It takes about six days for a hacker to create an exploit that takes advantage of an announced vulnerability. Moreover, between January 1 and June 30, 2004, there was an average of 48 new vulnerabilities per week – the equivalent of more than seven new ones a day. Some 70 percent of these vulnerabilities were considered easy to exploit, and 96 percent thought moderately or highly severe.
These trends, reported by Symantec in its sixth bi-annual Internet Security Threat Report and other findings from a very recently released business continuity survey by SunGard, bring to mind Edvard Munch's famous painting The Scream. Given the churning tornado of infosec issues menacing businesses on each passing horizon, I'm sure the painting is emblematic of what many security pros feel like as they try to secure their companies' critical data on a daily basis.
And it seems the stuff fuelling this increasingly scary internet weather pattern is never-ending, according to Symantec and other IT security companies.
So what are companies doing about the growing number of bots, the plethora of Windows vulnerabilities, rising Linux holes, phishing and spyware attacks, adware and the potential for mobile device malware?
Well, in a separate Harris Interactive Survey commissioned by SunGard Availability Services, the results of which were released in late September, not much.
The study revealed that C-level executives' perceptions about their abilities to recover from system interruptions don't match up to reality. While those surveyed gave themselves a 'B' average on their ability to access business-critical information quickly after a disaster, the actual results of the survey offered only a slight upgrade over last year's grade of C+.

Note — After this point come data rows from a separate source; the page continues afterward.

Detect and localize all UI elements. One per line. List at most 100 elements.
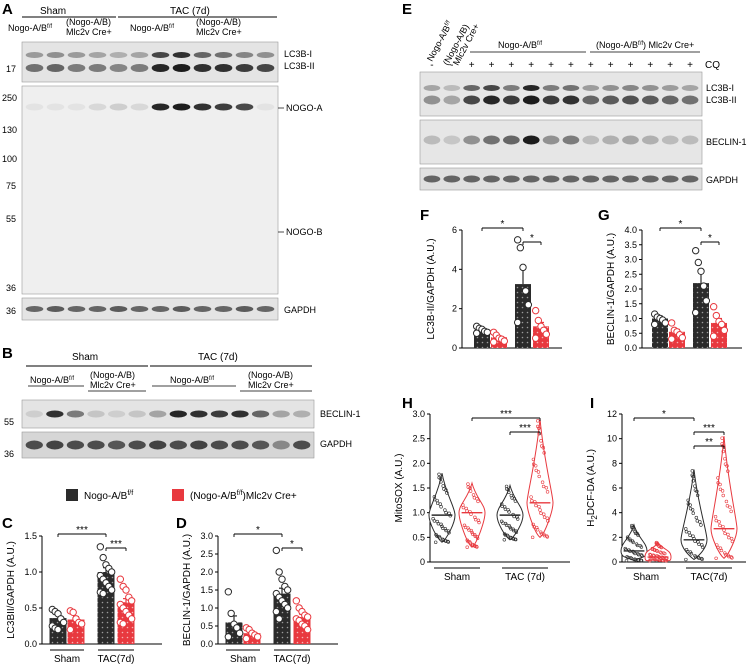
data-point: [439, 480, 443, 484]
lc3b-ii-e-band-9: [582, 95, 600, 105]
panel-i-letter: I: [590, 395, 594, 412]
beclin-b-band-6: [128, 410, 146, 418]
data-point: [694, 258, 703, 267]
data-point: [696, 555, 700, 559]
data-point: [717, 320, 726, 329]
panel-e-cq-signs: - - + + + + + + + + + + + +: [430, 60, 693, 71]
cq-sign-8: +: [568, 60, 574, 71]
bar-2: [491, 337, 507, 348]
sig-label: *: [256, 525, 260, 536]
data-point: [725, 504, 730, 508]
cq-sign-9: +: [588, 60, 594, 71]
data-point: [639, 553, 644, 557]
lc3b-ii-e-band-14: [681, 95, 699, 105]
panel-c-letter: C: [2, 515, 13, 532]
data-point: [466, 482, 470, 486]
data-point: [723, 457, 727, 461]
data-point: [444, 528, 448, 533]
beclin-e-band-14: [681, 135, 699, 145]
lc3b-i-e-band-5: [503, 85, 520, 91]
lc3b-i-e-band-7: [542, 85, 560, 91]
data-point: [512, 497, 517, 501]
lc3b-ii-e-band-2: [443, 95, 461, 105]
data-point: [688, 503, 692, 507]
cq-sign-5: +: [508, 60, 514, 71]
data-point: [514, 537, 518, 542]
data-point: [730, 556, 734, 560]
lc3b-i-band-1: [25, 52, 44, 58]
panel-a-mw-130: 130: [2, 125, 17, 135]
lc3b-i-band-7: [151, 52, 170, 58]
gapdh-a-band-10: [214, 306, 233, 312]
data-point: [507, 524, 511, 528]
gapdh-a-band-5: [109, 306, 128, 312]
data-point: [647, 559, 652, 563]
beclin-e-band-3: [463, 135, 480, 145]
data-point: [538, 508, 542, 512]
panel-b-geno-ko-2a: (Nogo-A/B): [248, 370, 293, 380]
data-point: [729, 536, 734, 541]
data-point: [534, 503, 538, 508]
data-point: [502, 532, 507, 536]
chart-c: 0.0 0.5 1.0 1.5 LC3BII/GAPDH (A.U.) *** *** Sha…: [6, 525, 162, 665]
data-point: [445, 491, 449, 495]
lc3b-ii-e-band-8: [562, 95, 580, 105]
beclin-b-band-11: [231, 410, 249, 418]
lc3b-ii-e-band-13: [661, 95, 679, 105]
data-point: [631, 526, 635, 530]
panel-a-label-nogo-a: NOGO-A: [286, 103, 323, 113]
nogo-a-band-6: [130, 103, 149, 111]
panel-a-geno-ctrl-1: Nogo-A/Bf/f: [8, 23, 52, 33]
data-point: [684, 527, 688, 531]
data-point: [534, 316, 543, 325]
panel-a-geno-ko-2b: Mlc2v Cre+: [196, 27, 242, 37]
chart-h: 0 0.5 1.0 1.5 2.0 2.5 3.0 MitoSOX (A.U.) *** *** S…: [394, 409, 570, 583]
data-point: [667, 335, 676, 343]
data-point: [726, 532, 730, 537]
data-point: [470, 532, 475, 536]
data-point: [638, 544, 642, 548]
data-point: [696, 540, 700, 544]
panel-g-letter: G: [598, 207, 610, 224]
data-point: [539, 511, 543, 515]
data-point: [678, 333, 687, 342]
panel-a-mw-100: 100: [2, 154, 17, 164]
sig-label: *: [679, 219, 683, 230]
data-point: [697, 267, 705, 275]
data-point: [625, 555, 629, 559]
data-point: [691, 474, 695, 479]
data-point: [690, 469, 694, 473]
cq-sign-2: -: [450, 60, 453, 71]
data-point: [728, 505, 732, 509]
sig-label: ***: [703, 423, 715, 434]
data-point: [688, 550, 693, 554]
lc3b-ii-band-7: [151, 64, 170, 72]
data-point: [511, 537, 516, 541]
data-point: [477, 520, 481, 525]
data-point: [690, 508, 695, 512]
data-point: [437, 534, 441, 539]
y-tick-label: 3.0: [412, 409, 425, 419]
data-point: [503, 521, 508, 526]
data-point: [693, 553, 697, 558]
data-point: [444, 488, 448, 492]
y-tick-label: 0: [452, 343, 457, 353]
beclin-b-band-10: [210, 410, 229, 418]
y-tick-label: 1.0: [624, 314, 637, 324]
data-point: [473, 534, 477, 539]
lc3b-ii-band-4: [88, 64, 107, 72]
data-point: [531, 457, 536, 462]
data-point: [253, 633, 262, 641]
panel-a-mw-36: 36: [6, 283, 16, 293]
lc3b-i-e-band-12: [642, 85, 659, 91]
gapdh-e-band-4: [483, 175, 500, 183]
data-point: [99, 553, 107, 562]
data-point: [465, 545, 469, 549]
data-point: [633, 531, 638, 535]
data-point: [77, 620, 86, 628]
data-point: [514, 529, 518, 533]
data-point: [640, 554, 644, 558]
data-point: [712, 311, 721, 320]
data-point: [475, 535, 479, 539]
data-point: [107, 568, 116, 576]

Respondents, of course, voiced concern over power outages and other disruptions, but the survey showed a distinct rise in worries over hackers. And although 36 percent of executive leaders stated that their company considers computer hackers to be the biggest threat to business-critical information access, about one-third of those surveyed say they have failed to test systems they have in place to assure such access in the past six months.
Yet, according to the results, no increases in resources are being allocated to address these issues. And this is the crux of the problem. Without the resources, without buy-in from the top, without an overall security plan and business continuity program, companies will never be able to fight a growing whirlwind of attacks.
Even Munch had to confront his demons. In its play on the internet, the corporate world has plenty of these to overcome.